Il n’y a pas de doute : Ghost Protocol renoue avec la vénérable tradition d’un film d’action pensé comme un spectacle à grand déploiement, avec des séquences méticuleusement conçues pour les poussées d’adrénaline. Le ton bon enfant du scénario – où les héros sont admirables, l’antagoniste est complètement fou et le tout se règle au dernier moment – est conçu pour faire sourire les spectateurs qui n’en demandent pas plus ni moins. Ce qui ne revient pas à dire que le film est sans failles. Le début est un peu laborieux, certaines ficelles narratives sont décousues ou dépendent de coïncidences, l’antagoniste pâlit si on le compare à celui du troisième volet, et l’emprise de Tom Cruise comme tête d’affiche de la série fait en sorte qu’elle semble figée à ses pieds. Mais ces quelques scories ne parviennent pas à entacher l’impact du film, qui réussit admirablement à répondre à ses propres objectifs. On souhaite déjà un autre volet, et préférablement un qui laissera un peu plus de place à Jeremy Renner comme protagoniste. Lorsqu’une série continue de livrer une marchandise si satisfaisante, pourquoi se plaindre ?

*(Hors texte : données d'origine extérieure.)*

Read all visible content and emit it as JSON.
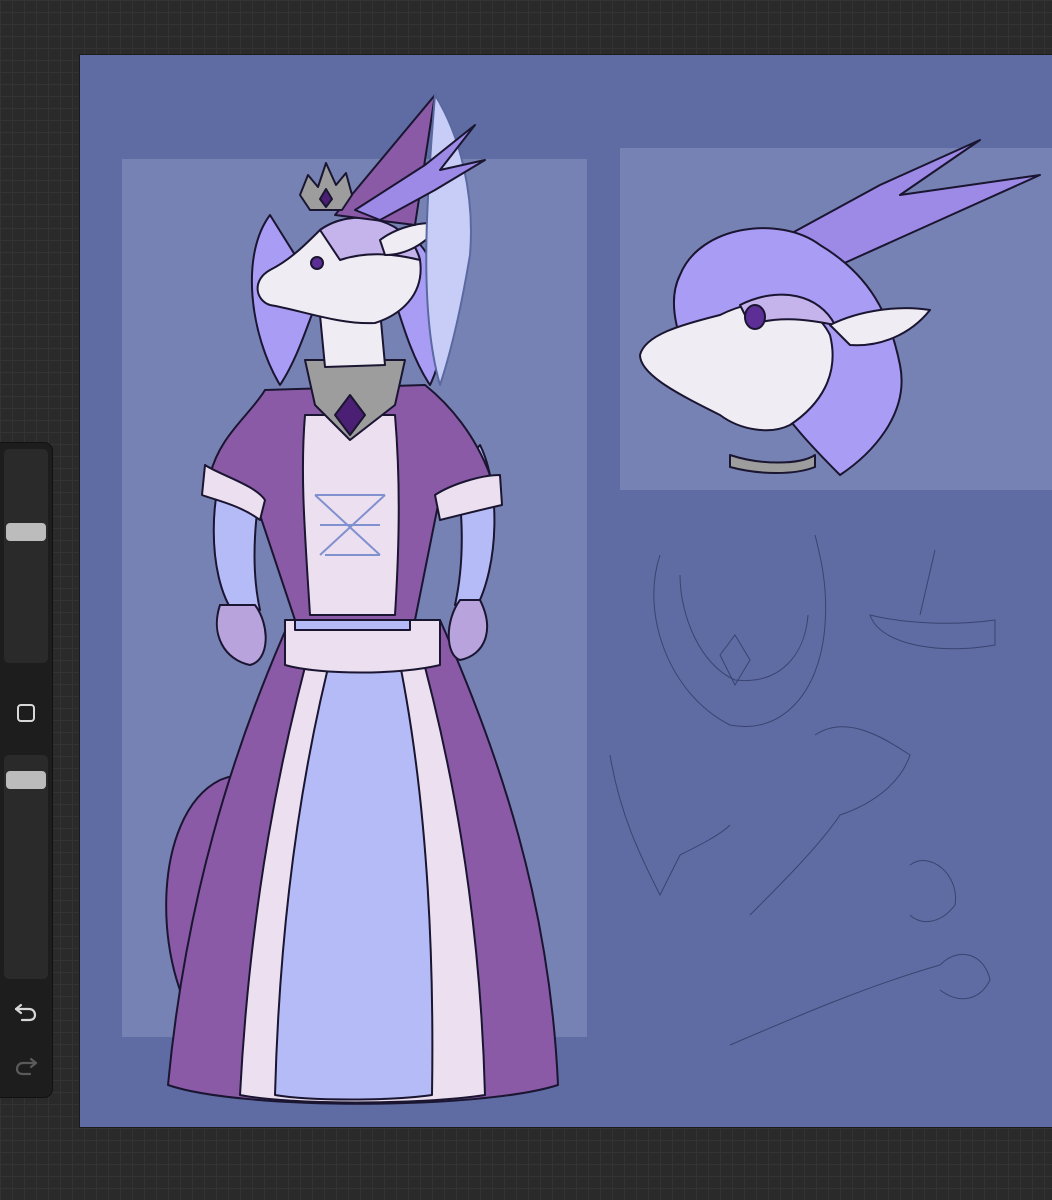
{
  "app": {
    "background_color": "#2a2a2a",
    "canvas_color": "#5e6ca3",
    "panel_color": "#7782b4"
  },
  "sidebar": {
    "brush_size": {
      "icon": "brush-size-slider",
      "level": 0.62
    },
    "modify_button": {
      "icon": "square-icon"
    },
    "brush_opacity": {
      "icon": "brush-opacity-slider",
      "level": 0.92
    },
    "undo": {
      "icon": "undo-arrow-icon"
    },
    "redo": {
      "icon": "redo-arrow-icon",
      "enabled": false
    }
  },
  "artwork": {
    "palette": {
      "fur": "#a99cf5",
      "skin": "#f0ecf4",
      "gown_dark": "#8a5aa7",
      "gown_light": "#ecdff0",
      "gown_blue": "#b5bbf6",
      "crown": "#9d9d9d",
      "gem": "#4b1f73"
    }
  }
}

Ceci dit, seule une mince ligne sépare parfois la familiarité confortable du déjà-vu agaçant. Sherlock Holmes et Ethan Hunt ont des aventures similaires mais différentes dans un effort de préserver un certain sentiment de nouveauté. On ne peut pas en dire autant de Mikael Blomkvist et Lisbeth Salander dans l’adaptation américaine de The Girl with the Dragon Tattoo [Millénium : Les Hommes qui n’aimaient pas les femmes] : pour ceux qui ont lu le livre et vu le film suédois, ce sera une troisième prestation de la même histoire, avec peu de différences étant donné l’exactitude des adaptations en question. Apprécier un tel film dans de telles circonstances n’est pas tant une expérience de cinéphile qu’un exercice semblable aux férus de pièces de théâtre qui comparent les mérites de l’interprétation d’une œuvre donnée par différentes troupes. Les lecteurs d’Alibis n’auront pas besoin de beaucoup d’explications quant à l’intrigue de base, alors qu’un journaliste et une experte informatique allient leurs forces pour enquêter sur une disparition vieille de quarante ans… qui mènera à une série d’événements plus troublants.

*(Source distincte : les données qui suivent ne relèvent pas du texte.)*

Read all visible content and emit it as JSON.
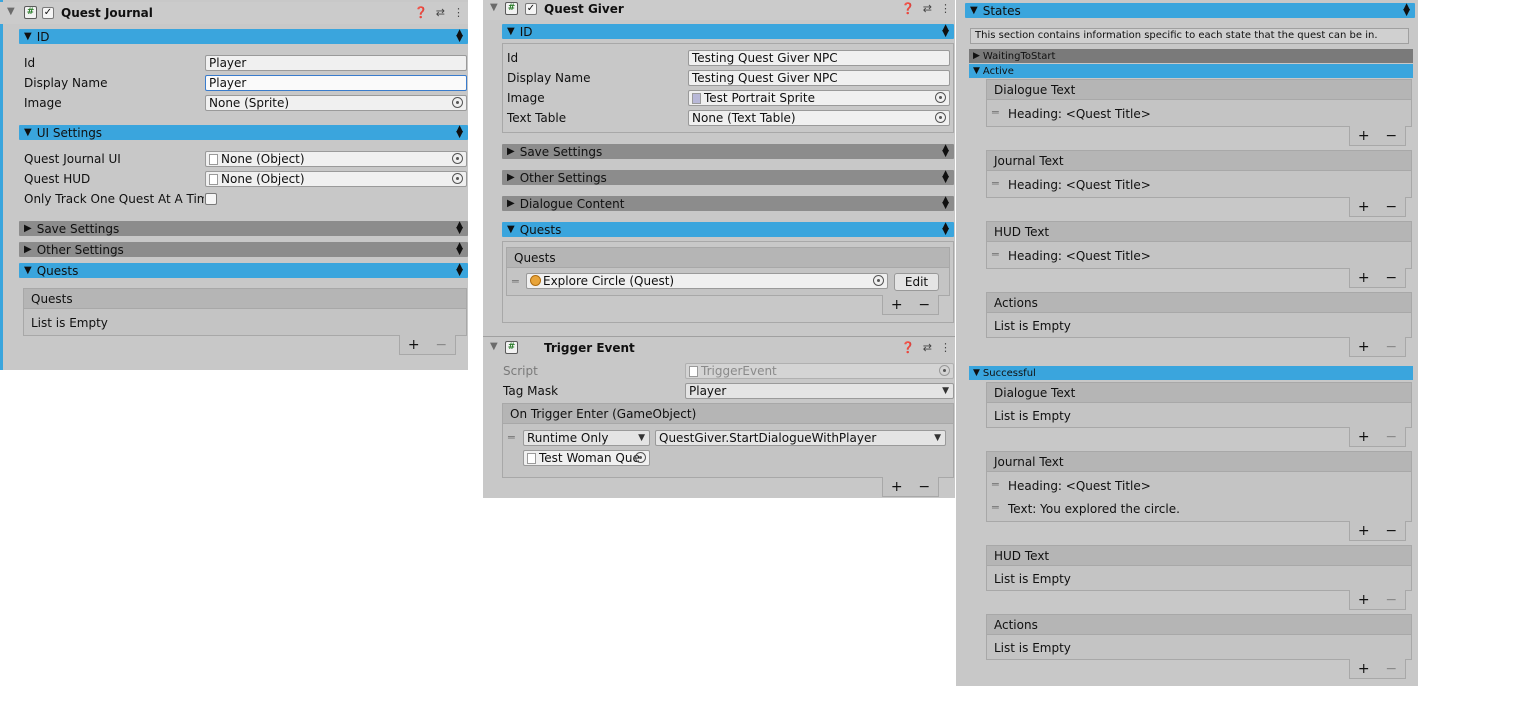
{
  "quest_journal": {
    "title": "Quest Journal",
    "id_section": "ID",
    "fields": [
      {
        "label": "Id",
        "value": "Player"
      },
      {
        "label": "Display Name",
        "value": "Player"
      },
      {
        "label": "Image",
        "value": "None (Sprite)"
      }
    ],
    "ui_section": "UI Settings",
    "ui_fields": [
      {
        "label": "Quest Journal UI",
        "value": "None (Object)"
      },
      {
        "label": "Quest HUD",
        "value": "None (Object)"
      },
      {
        "label": "Only Track One Quest At A Time"
      }
    ],
    "save_section": "Save Settings",
    "other_section": "Other Settings",
    "quests_section": "Quests",
    "quests_list_title": "Quests",
    "quests_list_empty": "List is Empty"
  },
  "quest_giver": {
    "title": "Quest Giver",
    "id_section": "ID",
    "fields": [
      {
        "label": "Id",
        "value": "Testing Quest Giver NPC"
      },
      {
        "label": "Display Name",
        "value": "Testing Quest Giver NPC"
      },
      {
        "label": "Image",
        "value": "Test Portrait Sprite"
      },
      {
        "label": "Text Table",
        "value": "None (Text Table)"
      }
    ],
    "save_section": "Save Settings",
    "other_section": "Other Settings",
    "dialogue_section": "Dialogue Content",
    "quests_section": "Quests",
    "quests_list_title": "Quests",
    "quest_item": "Explore Circle (Quest)",
    "edit_button": "Edit"
  },
  "trigger_event": {
    "title": "Trigger Event",
    "script_label": "Script",
    "script_value": "TriggerEvent",
    "tag_mask_label": "Tag Mask",
    "tag_mask_value": "Player",
    "event_title": "On Trigger Enter (GameObject)",
    "runtime_value": "Runtime Only",
    "function_value": "QuestGiver.StartDialogueWithPlayer",
    "object_value": "Test Woman Que"
  },
  "states": {
    "title": "States",
    "help": "This section contains information specific to each state that the quest can be in.",
    "waiting": "WaitingToStart",
    "active": "Active",
    "active_dialogue_title": "Dialogue Text",
    "active_dialogue_item": "Heading: <Quest Title>",
    "active_journal_title": "Journal Text",
    "active_journal_item": "Heading: <Quest Title>",
    "active_hud_title": "HUD Text",
    "active_hud_item": "Heading: <Quest Title>",
    "active_actions_title": "Actions",
    "active_actions_empty": "List is Empty",
    "successful": "Successful",
    "succ_dialogue_title": "Dialogue Text",
    "succ_dialogue_empty": "List is Empty",
    "succ_journal_title": "Journal Text",
    "succ_journal_item1": "Heading: <Quest Title>",
    "succ_journal_item2": "Text: You explored the circle.",
    "succ_hud_title": "HUD Text",
    "succ_hud_empty": "List is Empty",
    "succ_actions_title": "Actions",
    "succ_actions_empty": "List is Empty"
  },
  "colors": {
    "accent": "#3aa5dd",
    "panel": "#c8c8c8",
    "collapsed": "#8c8c8c"
  }
}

Le talentueux réalisateur David Fincher sait tout à fait ce qu’on attend de lui aux commandes de cette adaptation. Son mandat est de livrer une adaptation aussi fidèle que possible du livre, et c’est ce qu’il réussit. Fait inhabituel pour une interprétation hollywoodienne de matériel étranger, toute l’histoire se déroule en Suède, les personnages étant même dotés d’un accent. Les détails du livre restent généralement les mêmes, tout comme sa structure. Le film suédois ayant également été d’une fidélité exemplaire, il ne faut pas être surpris que le film américain finisse par lui ressembler étroitement. Fincher aura eu la bonne fortune d’une main heureuse quant à la distribution des rôles : Daniel Craig est convenable en Mikael Blomkvist, alors que Rooney Mara incarne Lisbeth Salander presque aussi bien que la performance marquante de Noomi Rapace. La cinématographie insiste sur l’hiver suédois, et le rythme relativement tranquille du film est aussi (trop) fidèle au livre.
Ceux qui ont l’habitude de rouler des yeux devant les adaptations américaines édulcorées de matériel étranger constateront avec surprise que le scénario ne lésine pas sur les aspects les plus dérangeants du livre. Il y a autant de violence et même un peu plus de nudité que dans le film suédois. En revanche, une sous-intrigue détaillant l’affection passagère entre le protagoniste et une femme de la famille Vanger semble avoir judicieusement disparu par contrainte de temps. L’épilogue est quant à lui plus élégant, sans long voyage dépaysant, mais conserve l’épilogue impitoyable du livre que le film suédois avait cru bon d’adoucir. Ceux qui aiment comparer les saveurs que peut prendre la même histoire s’amuseront à constater les différences subtiles avec lesquelles Fincher traite le matériel.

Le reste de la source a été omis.